After a three-year hiatus, the updated Toyota Land Cruiser is finally back in the US, but not the same as it was before. Today we prepared an overview of the legendary Japanese SUV.
The 5.7-liter V8 is gone for good, and the well-known 2.4-liter i-Force Max turbocharged hybrid that produces 326 hp and 465 Lb-ft of torque comes in its place. This is 55 hp less but 64 Lb-ft more, and the last figure makes a difference. The V8 of the old Cruiser developed maximum torque only at 3,600 rpm, and the 465 Lb-ft of the four-cylinder engine is already available at 1,700 rpm.

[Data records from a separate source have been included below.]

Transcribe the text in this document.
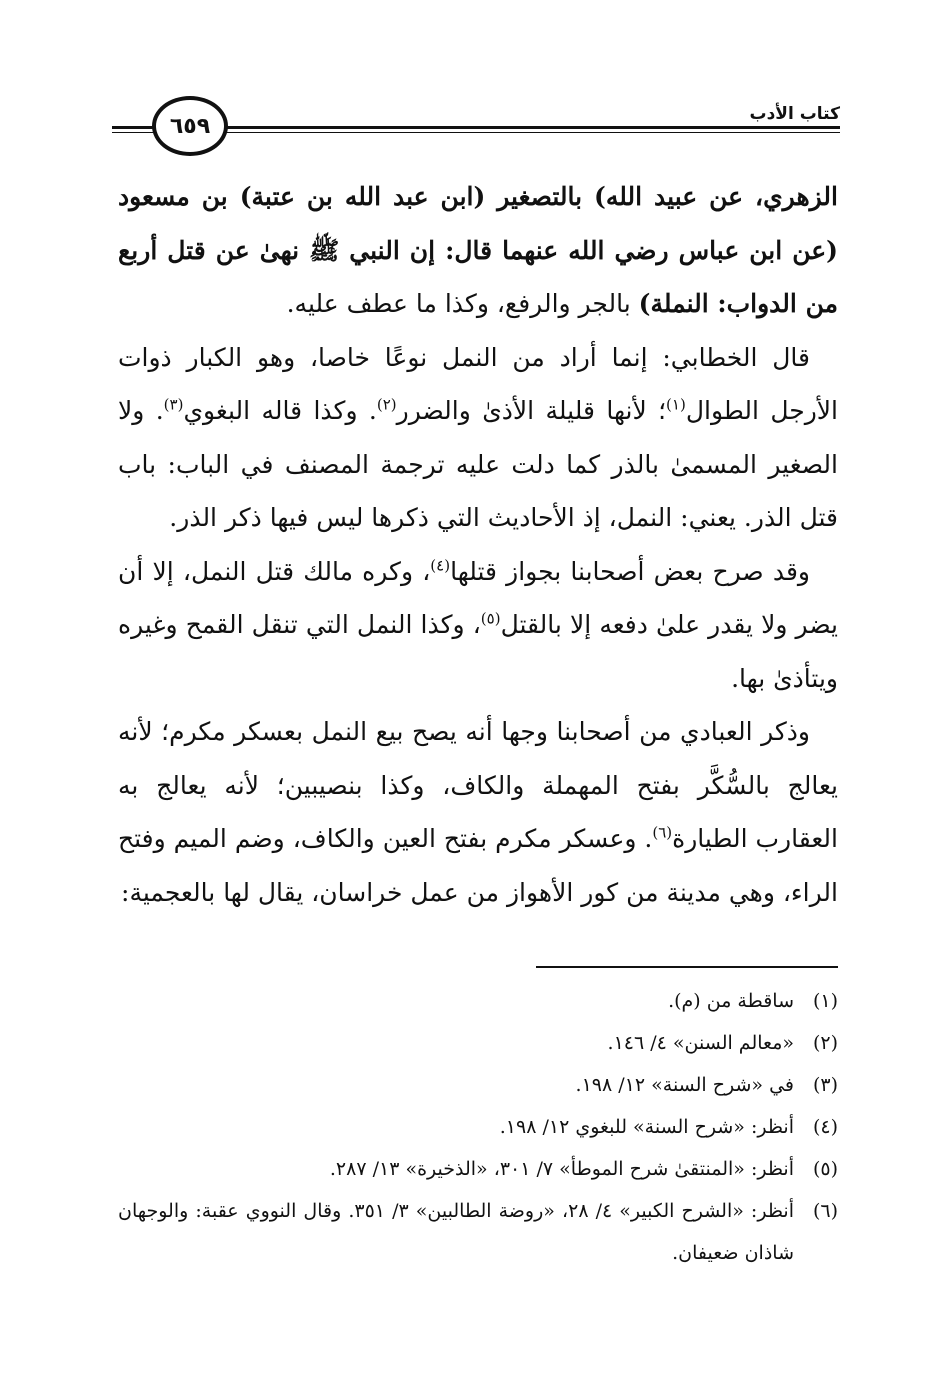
٦٥٩	كتاب الأدب

الزهري، عن عبيد الله) بالتصغير (ابن عبد الله بن عتبة) بن مسعود (عن ابن عباس رضي الله عنهما قال: إن النبي ﷺ نهىٰ عن قتل أربع من الدواب: النملة) بالجر والرفع، وكذا ما عطف عليه.

قال الخطابي: إنما أراد من النمل نوعًا خاصا، وهو الكبار ذوات الأرجل الطوال$^{(١)}$؛ لأنها قليلة الأذىٰ والضرر$^{(٢)}$. وكذا قاله البغوي$^{(٣)}$. ولا الصغير المسمىٰ بالذر كما دلت عليه ترجمة المصنف في الباب: باب قتل الذر. يعني: النمل، إذ الأحاديث التي ذكرها ليس فيها ذكر الذر.

وقد صرح بعض أصحابنا بجواز قتلها$^{(٤)}$، وكره مالك قتل النمل، إلا أن يضر ولا يقدر علىٰ دفعه إلا بالقتل$^{(٥)}$، وكذا النمل التي تنقل القمح وغيره ويتأذىٰ بها.

وذكر العبادي من أصحابنا وجها أنه يصح بيع النمل بعسكر مكرم؛ لأنه يعالج بالسُّكَّر بفتح المهملة والكاف، وكذا بنصيبين؛ لأنه يعالج به العقارب الطيارة$^{(٦)}$. وعسكر مكرم بفتح العين والكاف، وضم الميم وفتح الراء، وهي مدينة من كور الأهواز من عمل خراسان، يقال لها بالعجمية:

(١)
ساقطة من (م).
(٢)
«معالم السنن» ٤/ ١٤٦.
(٣)
في «شرح السنة» ١٢/ ١٩٨.
(٤)
أنظر: «شرح السنة» للبغوي ١٢/ ١٩٨.
(٥)
أنظر: «المنتقىٰ شرح الموطأ» ٧/ ٣٠١، «الذخيرة» ١٣/ ٢٨٧.
(٦)
أنظر: «الشرح الكبير» ٤/ ٢٨، «روضة الطالبين» ٣/ ٣٥١. وقال النووي عقبة: والوجهان شاذان ضعيفان.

It does not look like the Land Cruiser 300, but it is a more consistent interpretation of the Toyota model that first appeared in the US in 1958. Back then, it was a serious off-road vehicle with such core values as quality, off-road capability, and reliability. It turned into a Japanese marque's bestseller, indirectly boosting sales of the original Land Rover Defender because buyers realized that all-wheel-drive all-terrain vehicles could be incredibly reliable. But then Toyota began to add premium elements to the Land Cruiser. It got bigger and fatter, going from a hardcore SUV to a luxury station wagon. It became too expensive, began to lose its former popularity, and its share in the US market fell to such an extent that Toyota stopped importing it into the United States. With the new Land Cruiser, Toyota tries to achieve the best combination of reliability, comfort, affordability, and, most importantly, the hearts of American drivers.

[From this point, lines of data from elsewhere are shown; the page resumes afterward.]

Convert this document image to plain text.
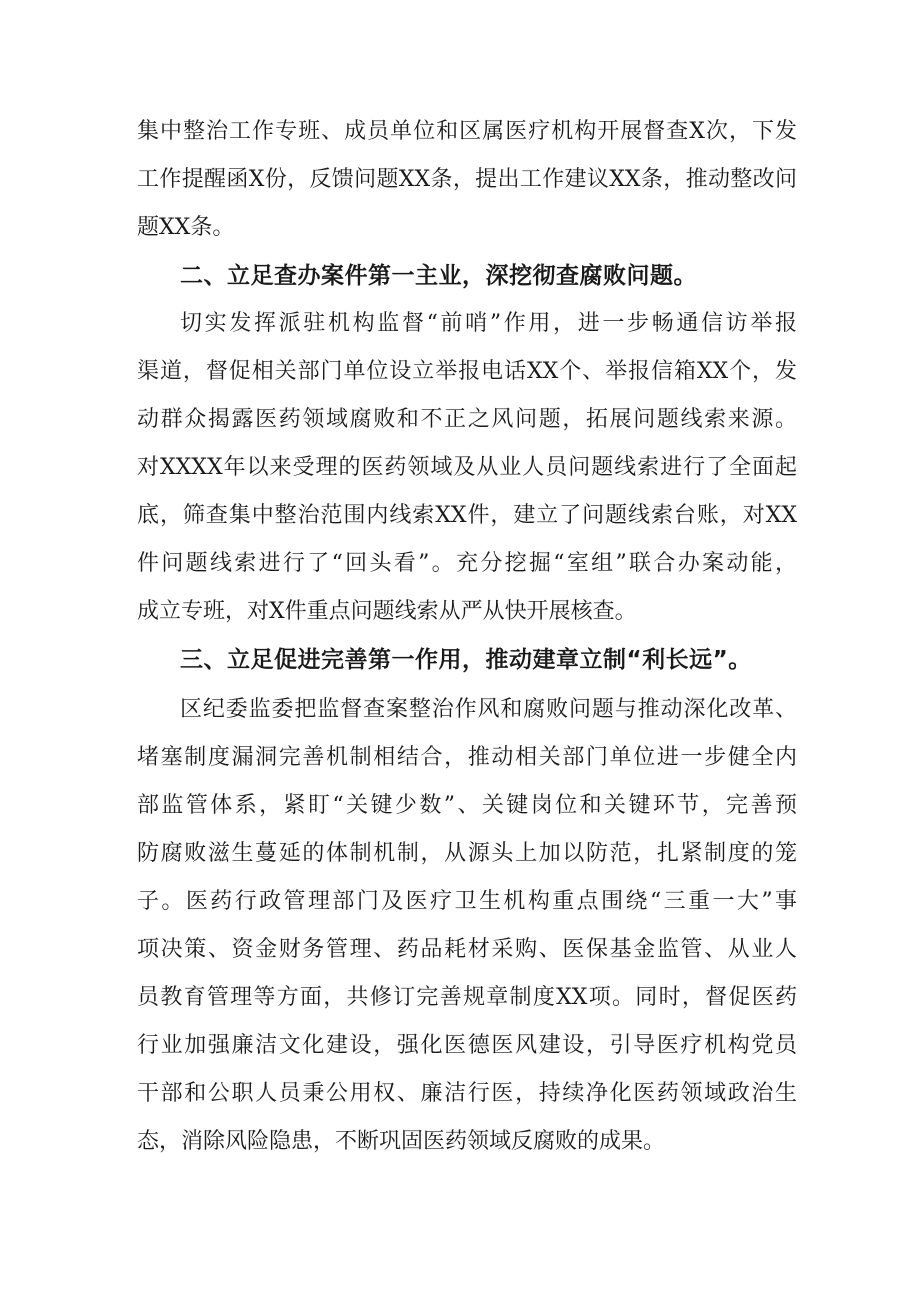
集中整治工作专班、成员单位和区属医疗机构开展督查X次，下发
工作提醒函X份，反馈问题XX条，提出工作建议XX条，推动整改问
题XX条。
二、立足查办案件第一主业，深挖彻查腐败问题。
切实发挥派驻机构监督“前哨”作用，进一步畅通信访举报
渠道，督促相关部门单位设立举报电话XX个、举报信箱XX个，发
动群众揭露医药领域腐败和不正之风问题，拓展问题线索来源。
对XXXX年以来受理的医药领域及从业人员问题线索进行了全面起
底，筛查集中整治范围内线索XX件，建立了问题线索台账，对XX
件问题线索进行了“回头看”。充分挖掘“室组”联合办案动能，
成立专班，对X件重点问题线索从严从快开展核查。
三、立足促进完善第一作用，推动建章立制“利长远”。
区纪委监委把监督查案整治作风和腐败问题与推动深化改革、
堵塞制度漏洞完善机制相结合，推动相关部门单位进一步健全内
部监管体系，紧盯“关键少数”、关键岗位和关键环节，完善预
防腐败滋生蔓延的体制机制，从源头上加以防范，扎紧制度的笼
子。医药行政管理部门及医疗卫生机构重点围绕“三重一大”事
项决策、资金财务管理、药品耗材采购、医保基金监管、从业人
员教育管理等方面，共修订完善规章制度XX项。同时，督促医药
行业加强廉洁文化建设，强化医德医风建设，引导医疗机构党员
干部和公职人员秉公用权、廉洁行医，持续净化医药领域政治生
态，消除风险隐患，不断巩固医药领域反腐败的成果。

The new Land Cruiser SUV equipped with a 2.4-liter i-Force Max turbocharged hybrid with 326 hp and 464 Lb-ft of torque has half as many cylinders as the old V8 but more torque, thanks to a 48-horsepower electric motor paired with an eight-speed automatic transmission that feeds a small 1.87 kWh NiMH battery. The appearance of a manual transmission seems unlikely because it can only be combined with a 2.4-liter turbocharged version of this engine without a hybrid. A full-time all-wheel drive system with a locking center differential comes as standard. It has a two-speed transfer case with low and high range and an electronically locking rear differential that allows power to be split 50/50 between the rear wheels if the ground gets too rough. The only thing missing is a differential lock at the front, but we're willing to bet it will appear on the options list.

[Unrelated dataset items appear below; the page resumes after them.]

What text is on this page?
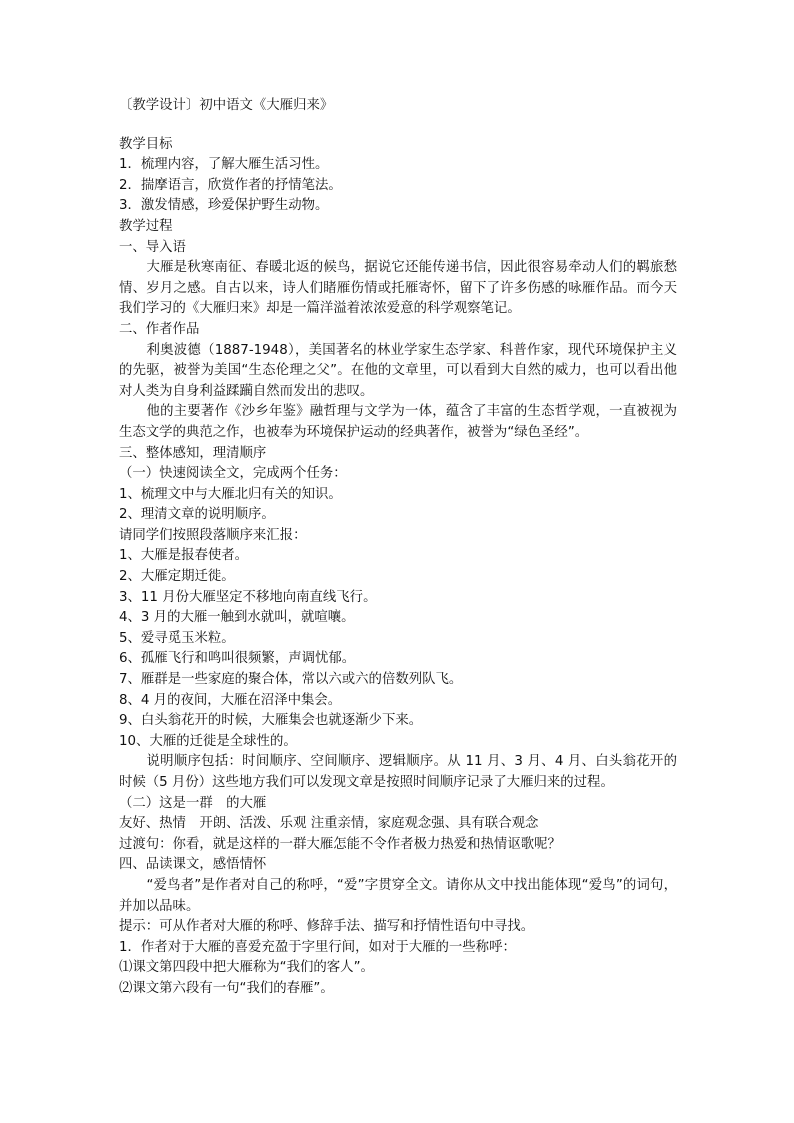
〔教学设计〕初中语文《大雁归来》
教学目标
1．梳理内容，了解大雁生活习性。
2．揣摩语言，欣赏作者的抒情笔法。
3．激发情感，珍爱保护野生动物。
教学过程
一、导入语
大雁是秋寒南征、春暖北返的候鸟，据说它还能传递书信，因此很容易牵动人们的羁旅愁情、岁月之感。自古以来，诗人们睹雁伤情或托雁寄怀，留下了许多伤感的咏雁作品。而今天我们学习的《大雁归来》却是一篇洋溢着浓浓爱意的科学观察笔记。
二、作者作品
利奥波德（1887-1948），美国著名的林业学家生态学家、科普作家，现代环境保护主义的先驱，被誉为美国“生态伦理之父”。在他的文章里，可以看到大自然的威力，也可以看出他对人类为自身利益蹂躏自然而发出的悲叹。
他的主要著作《沙乡年鉴》融哲理与文学为一体，蕴含了丰富的生态哲学观，一直被视为生态文学的典范之作，也被奉为环境保护运动的经典著作，被誉为“绿色圣经”。
三、整体感知，理清顺序
（一）快速阅读全文，完成两个任务：
1、梳理文中与大雁北归有关的知识。
2、理清文章的说明顺序。
请同学们按照段落顺序来汇报：
1、大雁是报春使者。
2、大雁定期迁徙。
3、11 月份大雁坚定不移地向南直线飞行。
4、3 月的大雁一触到水就叫，就喧嚷。
5、爱寻觅玉米粒。
6、孤雁飞行和鸣叫很频繁，声调忧郁。
7、雁群是一些家庭的聚合体，常以六或六的倍数列队飞。
8、4 月的夜间，大雁在沼泽中集会。
9、白头翁花开的时候，大雁集会也就逐渐少下来。
10、大雁的迁徙是全球性的。
说明顺序包括：时间顺序、空间顺序、逻辑顺序。从 11 月、3 月、4 月、白头翁花开的时候（5 月份）这些地方我们可以发现文章是按照时间顺序记录了大雁归来的过程。
（二）这是一群　的大雁
友好、热情　开朗、活泼、乐观 注重亲情，家庭观念强、具有联合观念
过渡句：你看，就是这样的一群大雁怎能不令作者极力热爱和热情讴歌呢？
四、品读课文，感悟情怀
“爱鸟者”是作者对自己的称呼，“爱”字贯穿全文。请你从文中找出能体现“爱鸟”的词句，并加以品味。
提示：可从作者对大雁的称呼、修辞手法、描写和抒情性语句中寻找。
1．作者对于大雁的喜爱充盈于字里行间，如对于大雁的一些称呼：
⑴课文第四段中把大雁称为“我们的客人”。
⑵课文第六段有一句“我们的春雁”。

Compared to the Land Cruiser 300, the new model is slightly narrower and shorter, but it's not a small car. Thanks to the compact dimensions and the boxy design, which gives a more accurate idea of where the body ends, it should be easier to move along narrow forest ruts. The frame is made of high-strength steel with laser welds, which makes it even more rigid.
In terms of design, consumers can choose from three variants of the Land Cruiser: the 1958 Land Cruiser, simply the Land Cruiser, and the Land Cruiser First Edition, which is to be released in the amount of five thousand cars. The '1958' has a retro look with round headlights (like the very first edition) and an 'old' TOYOTA badge, while the regular Land Cruiser has thin rectangular headlights, bringing us back to the FJ 62.
Many drivers and experts will inevitably compare the 2024 Land Cruiser to the Jeep Wrangler, which remains true to the axles, considering them the best and only off-road solution. However, several SUVs with independent suspension at once refute this theory. Their roster includes the Land Rover Defender, the Ford Bronco, the Mercedes-Benz G-Class, and now, the new Land Cruiser. It features a newly developed double wishbone system, with two twin-tube shock absorbers at the front and a multi-link system with coil springs at the rear. Power steering and 17-inch wheels come standard.
Approach, exit, and ramp angles for the 2024 Toyota Land Cruiser are 31, 25, and 22 degrees, and ground clearance is 8.7 inches. All trim levels come standard with tow hooks front and rear, in case you need to haul it out of the mud at some point. The Multi-Terrain Select system is only in the Land Cruiser configuration (the Land Cruiser First Edition). It includes 4WD-High and 4WD-Low modes, Mud, Dirt, and Sand driving modes. Toyota doesn't offer as many driving modes as some competitors, but in our experience, they are enough, and you feel the difference. Low-speed off-road cruise control is standard, as is a hill-descent system. If you're solo off-roading, which is never a good idea, and you don't have a co-driver, the Multi-Terrain Monitor will help you by displaying obstacles on the 12.3-inch touch screen.
There are only three trim levels available at the moment:
To keep costs low, the entry-level 1958 comes with black cloth seats and an 8-inch touchscreen display (with wireless Android Auto and Apple CarPlay). The Land Cruiser comes with SofTex seats, a 14-speaker JBL Premium audio system, and a large 12.3-inch touchscreen. The Max Package includes heated and ventilated leather seats (for the front seats), a digital rearview mirror, a sunroof, wireless charging, and more. All models will be equipped with Toyota Safety Sense 3.0.
The new Land Cruiser will be assembled in Japan and appear in America in the spring of 2024. Retail prices will be announced later, but Toyota promises MSRP to start at $50,000, dropping prices on the used Land Cruiser model.